An artist’s journey to find their voice can be a long, strange trip, indeed.
Diego Rivera is one of the most accomplished Mexican muralists of the early twentieth century. However, this painting, Dos Mujeres (Two Women), is a unique example of Rivera’s Cubist period in Paris.
In his early twenties, a government grant enabled Rivera to travel and study in Europe. Arriving in Madrid before moving to Paris, his earliest European influences were the Post-Impressionist Paul Cezanne, and the burgeoning Cubist movement led by Pablo Picasso.
Cubists refuted the idea that painting should mimic nature, and so they rejected traditional techniques like perspective and modeling.
Unbound by linear perspective, Cubism depicts radically fragmented objects from multiple perspectives while highlighting the canvas’s two-dimensional nature.
Not only is Dos Mujeres one of Rivera’s largest and most ambitious Cubist works, it is also one of the most obvious depictions of his own life.
Framed against the Paris skyline, the painting shows Rivera’s first wife and fellow artist, Angelina Beloff, standing as she speaks with Alma Delores Bastian, an artist who occupied another studio in the same building as the couple.
Dos Mujeres’ lighter color palette signals the coming shift in Rivera’s work that would define his rise to prominence.

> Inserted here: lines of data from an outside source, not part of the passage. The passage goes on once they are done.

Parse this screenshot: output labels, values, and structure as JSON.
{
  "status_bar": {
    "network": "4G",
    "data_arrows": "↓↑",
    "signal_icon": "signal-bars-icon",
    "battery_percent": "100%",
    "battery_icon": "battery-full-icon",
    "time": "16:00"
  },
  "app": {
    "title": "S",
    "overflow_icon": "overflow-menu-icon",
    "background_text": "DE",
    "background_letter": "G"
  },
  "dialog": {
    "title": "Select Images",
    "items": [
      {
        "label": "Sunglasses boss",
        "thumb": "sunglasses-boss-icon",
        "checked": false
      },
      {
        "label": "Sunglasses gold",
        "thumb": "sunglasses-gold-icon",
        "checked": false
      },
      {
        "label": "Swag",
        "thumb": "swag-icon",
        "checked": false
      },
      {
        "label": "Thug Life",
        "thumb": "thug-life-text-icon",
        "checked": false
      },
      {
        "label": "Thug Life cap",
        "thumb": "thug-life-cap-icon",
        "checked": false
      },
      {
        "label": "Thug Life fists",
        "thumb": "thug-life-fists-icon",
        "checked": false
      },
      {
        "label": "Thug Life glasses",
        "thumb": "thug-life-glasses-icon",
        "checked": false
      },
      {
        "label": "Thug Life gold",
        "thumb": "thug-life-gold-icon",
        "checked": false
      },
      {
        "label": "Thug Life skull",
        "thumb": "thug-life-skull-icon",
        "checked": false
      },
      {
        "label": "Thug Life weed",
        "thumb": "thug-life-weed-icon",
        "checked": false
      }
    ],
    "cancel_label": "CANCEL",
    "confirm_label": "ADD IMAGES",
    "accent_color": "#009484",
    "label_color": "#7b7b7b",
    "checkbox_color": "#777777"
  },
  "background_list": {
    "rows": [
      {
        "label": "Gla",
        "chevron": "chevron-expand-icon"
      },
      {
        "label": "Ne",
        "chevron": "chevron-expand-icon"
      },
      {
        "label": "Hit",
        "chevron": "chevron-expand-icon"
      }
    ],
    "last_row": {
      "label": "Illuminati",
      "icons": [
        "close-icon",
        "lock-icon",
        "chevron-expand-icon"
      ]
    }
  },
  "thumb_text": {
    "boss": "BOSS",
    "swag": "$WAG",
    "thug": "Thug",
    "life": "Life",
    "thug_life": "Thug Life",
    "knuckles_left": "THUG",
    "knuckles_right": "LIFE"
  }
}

Other works from this period featured nationalist objects like sombreros and ponchos that would bring Rivera back to Mexico.
The artist had already begun to move away from abstraction when he was profoundly impacted by the Mexican Revolution and the Russian Revolution of 1917.
During a trip through Italy in 1920, Rivera discovered large Renaissance wall frescoes, which would provide the perfect medium to address socially important subjects for a wide range of viewers.
He returned to Mexico in 1921, shifting his focus to large-scale murals depicting everyday workers, politics, and Mexican history that would come to define his career.